In 2 unrelated Japanese boys with MRX98, Kuroda et al. (2015) identified de novo hemizygous truncating mutations in the KIAA2022 gene (Q705X and R322X; 300524.0004). The mutations were found by targeted sequencing and confirmed by Sanger sequencing. Functional studies of the variants and studies of patient cells were not performed. The patients were ascertained from a cohort of 13 Japanese males with intellectual disability who underwent targeted sequencing.

In a 17-year-old girl with MRX98, Farach and Northrup (2016) identified a de novo heterozygous R322X mutation in the KIAA2022 gene. The mutation was found by whole-exome sequencing and confirmed by Sanger sequencing. X-inactivation studies showed a random pattern (73:27). Farach and Northrup (2016) offered several possible reasons for why this female patient manifested disease with a heterozygous mutation, including specific location of the mutation, expression in a female, possible threshold effect of the inactivation results, and tissue-specific expression of the mutation.
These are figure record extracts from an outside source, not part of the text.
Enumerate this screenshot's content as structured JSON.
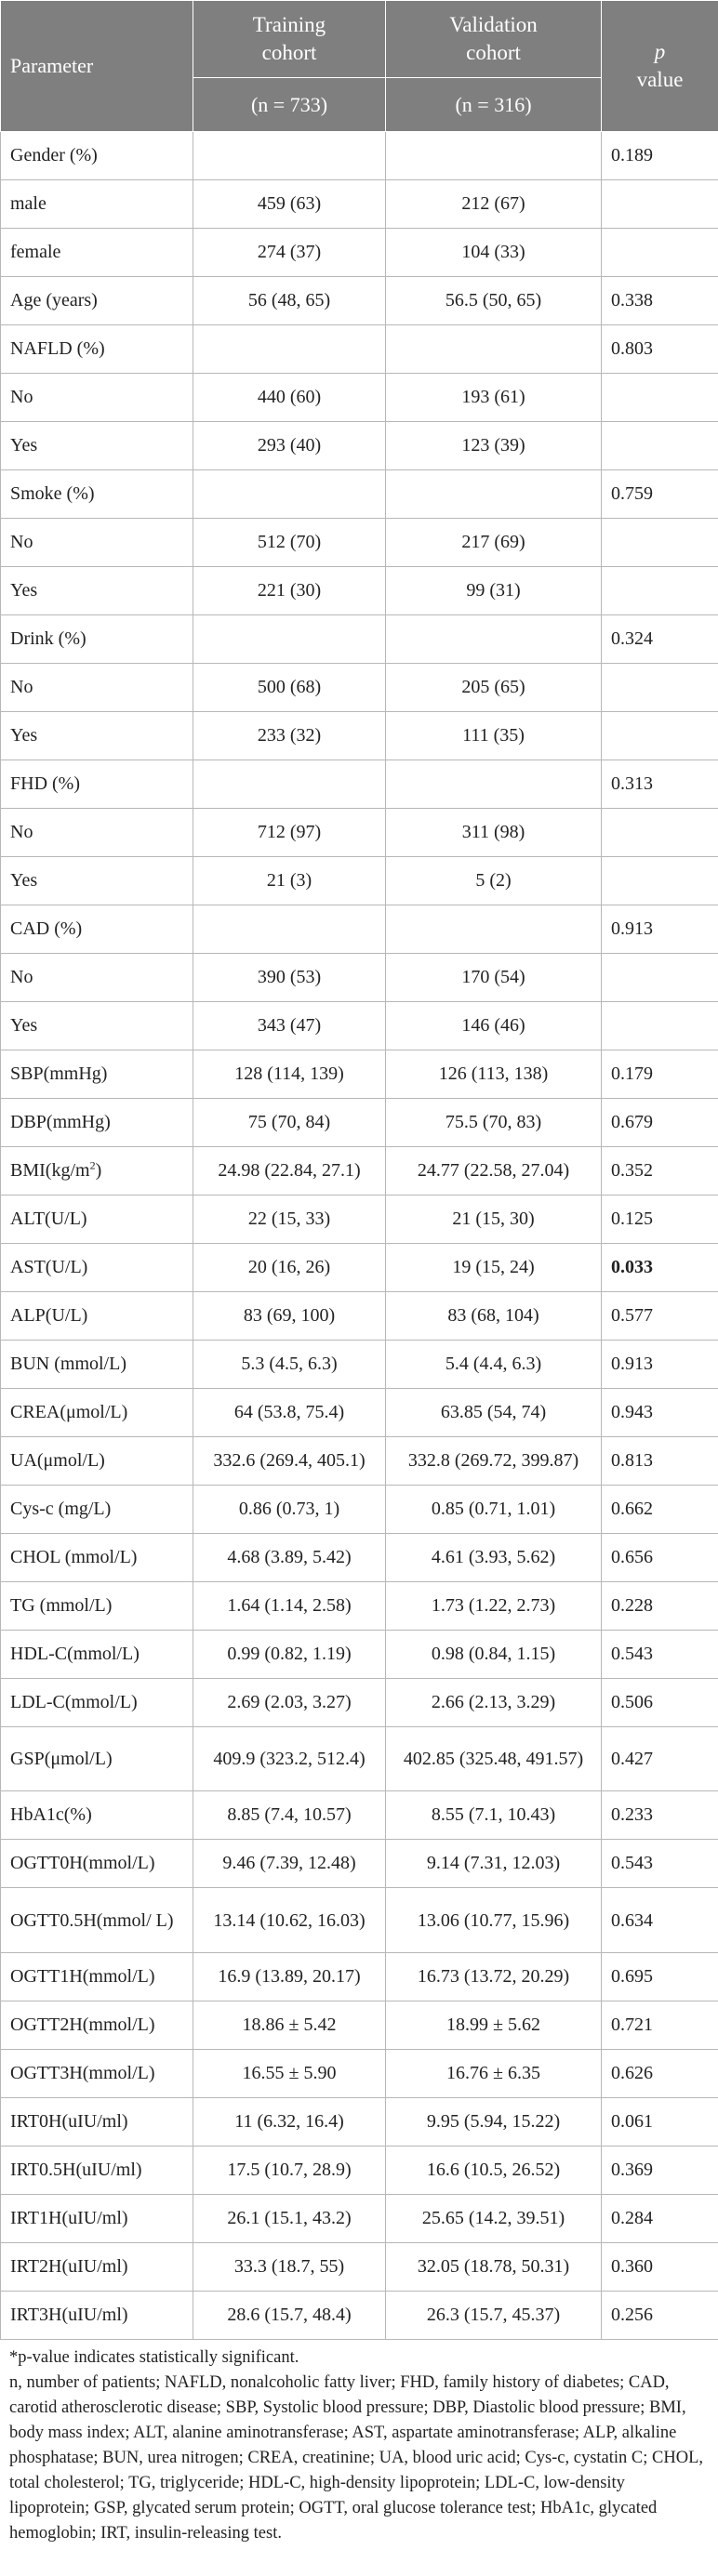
{
  "table": {
    "headers": {
      "parameter": "Parameter",
      "training_line1": "Training",
      "training_line2": "cohort",
      "training_n": "(n = 733)",
      "validation_line1": "Validation",
      "validation_line2": "cohort",
      "validation_n": "(n = 316)",
      "p_italic": "p",
      "p_value": "value"
    },
    "rows": [
      {
        "label": "Gender (%)",
        "training": "",
        "validation": "",
        "p": "0.189"
      },
      {
        "label": "male",
        "training": "459 (63)",
        "validation": "212 (67)",
        "p": ""
      },
      {
        "label": "female",
        "training": "274 (37)",
        "validation": "104 (33)",
        "p": ""
      },
      {
        "label": "Age (years)",
        "training": "56 (48, 65)",
        "validation": "56.5 (50, 65)",
        "p": "0.338"
      },
      {
        "label": "NAFLD (%)",
        "training": "",
        "validation": "",
        "p": "0.803"
      },
      {
        "label": "No",
        "training": "440 (60)",
        "validation": "193 (61)",
        "p": ""
      },
      {
        "label": "Yes",
        "training": "293 (40)",
        "validation": "123 (39)",
        "p": ""
      },
      {
        "label": "Smoke (%)",
        "training": "",
        "validation": "",
        "p": "0.759"
      },
      {
        "label": "No",
        "training": "512 (70)",
        "validation": "217 (69)",
        "p": ""
      },
      {
        "label": "Yes",
        "training": "221 (30)",
        "validation": "99 (31)",
        "p": ""
      },
      {
        "label": "Drink (%)",
        "training": "",
        "validation": "",
        "p": "0.324"
      },
      {
        "label": "No",
        "training": "500 (68)",
        "validation": "205 (65)",
        "p": ""
      },
      {
        "label": "Yes",
        "training": "233 (32)",
        "validation": "111 (35)",
        "p": ""
      },
      {
        "label": "FHD (%)",
        "training": "",
        "validation": "",
        "p": "0.313"
      },
      {
        "label": "No",
        "training": "712 (97)",
        "validation": "311 (98)",
        "p": ""
      },
      {
        "label": "Yes",
        "training": "21 (3)",
        "validation": "5 (2)",
        "p": ""
      },
      {
        "label": "CAD (%)",
        "training": "",
        "validation": "",
        "p": "0.913"
      },
      {
        "label": "No",
        "training": "390 (53)",
        "validation": "170 (54)",
        "p": ""
      },
      {
        "label": "Yes",
        "training": "343 (47)",
        "validation": "146 (46)",
        "p": ""
      },
      {
        "label": "SBP(mmHg)",
        "training": "128 (114, 139)",
        "validation": "126 (113, 138)",
        "p": "0.179"
      },
      {
        "label": "DBP(mmHg)",
        "training": "75 (70, 84)",
        "validation": "75.5 (70, 83)",
        "p": "0.679"
      },
      {
        "label": "BMI(kg/m",
        "sup": "2",
        "label_after": ")",
        "training": "24.98 (22.84, 27.1)",
        "validation": "24.77 (22.58, 27.04)",
        "p": "0.352"
      },
      {
        "label": "ALT(U/L)",
        "training": "22 (15, 33)",
        "validation": "21 (15, 30)",
        "p": "0.125"
      },
      {
        "label": "AST(U/L)",
        "training": "20 (16, 26)",
        "validation": "19 (15, 24)",
        "p": "0.033",
        "bold": true
      },
      {
        "label": "ALP(U/L)",
        "training": "83 (69, 100)",
        "validation": "83 (68, 104)",
        "p": "0.577",
        "sep": true
      },
      {
        "label": "BUN (mmol/L)",
        "training": "5.3 (4.5, 6.3)",
        "validation": "5.4 (4.4, 6.3)",
        "p": "0.913"
      },
      {
        "label": "CREA(μmol/L)",
        "training": "64 (53.8, 75.4)",
        "validation": "63.85 (54, 74)",
        "p": "0.943"
      },
      {
        "label": "UA(μmol/L)",
        "training": "332.6 (269.4, 405.1)",
        "validation": "332.8 (269.72, 399.87)",
        "p": "0.813"
      },
      {
        "label": "Cys-c (mg/L)",
        "training": "0.86 (0.73, 1)",
        "validation": "0.85 (0.71, 1.01)",
        "p": "0.662"
      },
      {
        "label": "CHOL (mmol/L)",
        "training": "4.68 (3.89, 5.42)",
        "validation": "4.61 (3.93, 5.62)",
        "p": "0.656"
      },
      {
        "label": "TG (mmol/L)",
        "training": "1.64 (1.14, 2.58)",
        "validation": "1.73 (1.22, 2.73)",
        "p": "0.228"
      },
      {
        "label": "HDL-C(mmol/L)",
        "training": "0.99 (0.82, 1.19)",
        "validation": "0.98 (0.84, 1.15)",
        "p": "0.543"
      },
      {
        "label": "LDL-C(mmol/L)",
        "training": "2.69 (2.03, 3.27)",
        "validation": "2.66 (2.13, 3.29)",
        "p": "0.506"
      },
      {
        "label": "GSP(μmol/L)",
        "training": "409.9 (323.2, 512.4)",
        "validation": "402.85 (325.48, 491.57)",
        "p": "0.427",
        "tall": "a"
      },
      {
        "label": "HbA1c(%)",
        "training": "8.85 (7.4, 10.57)",
        "validation": "8.55 (7.1, 10.43)",
        "p": "0.233"
      },
      {
        "label": "OGTT0H(mmol/L)",
        "training": "9.46 (7.39, 12.48)",
        "validation": "9.14 (7.31, 12.03)",
        "p": "0.543"
      },
      {
        "label": "OGTT0.5H(mmol/ L)",
        "training": "13.14 (10.62, 16.03)",
        "validation": "13.06 (10.77, 15.96)",
        "p": "0.634",
        "tall": "b"
      },
      {
        "label": "OGTT1H(mmol/L)",
        "training": "16.9 (13.89, 20.17)",
        "validation": "16.73 (13.72, 20.29)",
        "p": "0.695"
      },
      {
        "label": "OGTT2H(mmol/L)",
        "training": "18.86 ± 5.42",
        "validation": "18.99 ± 5.62",
        "p": "0.721"
      },
      {
        "label": "OGTT3H(mmol/L)",
        "training": "16.55 ± 5.90",
        "validation": "16.76 ± 6.35",
        "p": "0.626"
      },
      {
        "label": "IRT0H(uIU/ml)",
        "training": "11 (6.32, 16.4)",
        "validation": "9.95 (5.94, 15.22)",
        "p": "0.061"
      },
      {
        "label": "IRT0.5H(uIU/ml)",
        "training": "17.5 (10.7, 28.9)",
        "validation": "16.6 (10.5, 26.52)",
        "p": "0.369"
      },
      {
        "label": "IRT1H(uIU/ml)",
        "training": "26.1 (15.1, 43.2)",
        "validation": "25.65 (14.2, 39.51)",
        "p": "0.284"
      },
      {
        "label": "IRT2H(uIU/ml)",
        "training": "33.3 (18.7, 55)",
        "validation": "32.05 (18.78, 50.31)",
        "p": "0.360"
      },
      {
        "label": "IRT3H(uIU/ml)",
        "training": "28.6 (15.7, 48.4)",
        "validation": "26.3 (15.7, 45.37)",
        "p": "0.256"
      }
    ]
  },
  "footnotes": {
    "significance": "*p-value indicates statistically significant.",
    "abbreviations": "n, number of patients; NAFLD, nonalcoholic fatty liver; FHD, family history of diabetes; CAD, carotid atherosclerotic disease; SBP, Systolic blood pressure; DBP, Diastolic blood pressure; BMI, body mass index; ALT, alanine aminotransferase; AST, aspartate aminotransferase; ALP, alkaline phosphatase; BUN, urea nitrogen; CREA, creatinine; UA, blood uric acid; Cys-c, cystatin C; CHOL, total cholesterol; TG, triglyceride; HDL-C, high-density lipoprotein; LDL-C, low-density lipoprotein; GSP, glycated serum protein; OGTT, oral glucose tolerance test; HbA1c, glycated hemoglobin; IRT, insulin-releasing test."
  }
}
In 14 females with MRX98, de Lange et al. (2016) identified de novo heterozygous truncating mutations in the KIAA2022 gene (see, e.g., 300524.0004-300524.0008). All mutations were predicted to result in a loss of function. X-inactivation studies were performed in 7 patients: 6 had random X inactivation, whereas 1 (patient 6) showed 100% skewing and complete absence of RNA expression in blood. The phenotype of patient 6 resembled that observed in males with KIAA2022 mutations. These findings suggested that the degree of KIAA2022 loss correlates with the severity of the disorder, with complete loss of expression predicting a more severe phenotype. De Lange et al. (2016) suggested that the clinical variability of MRX98 in females may be due to several factors, including X inactivation and cellular mosaicism.

In 5 unrelated girls with MRX98, Webster et al. (2017) identified de novo truncating mutations in the KIAA2022 gene. The mutations were found by whole-exome sequencing and confirmed by Sanger sequencing. Functional studies and studies of patient cells were not performed. The authors suggested that skewed X inactivation with differential expression in the brain could explain why some female carriers are affected while others are asymptomatic carriers.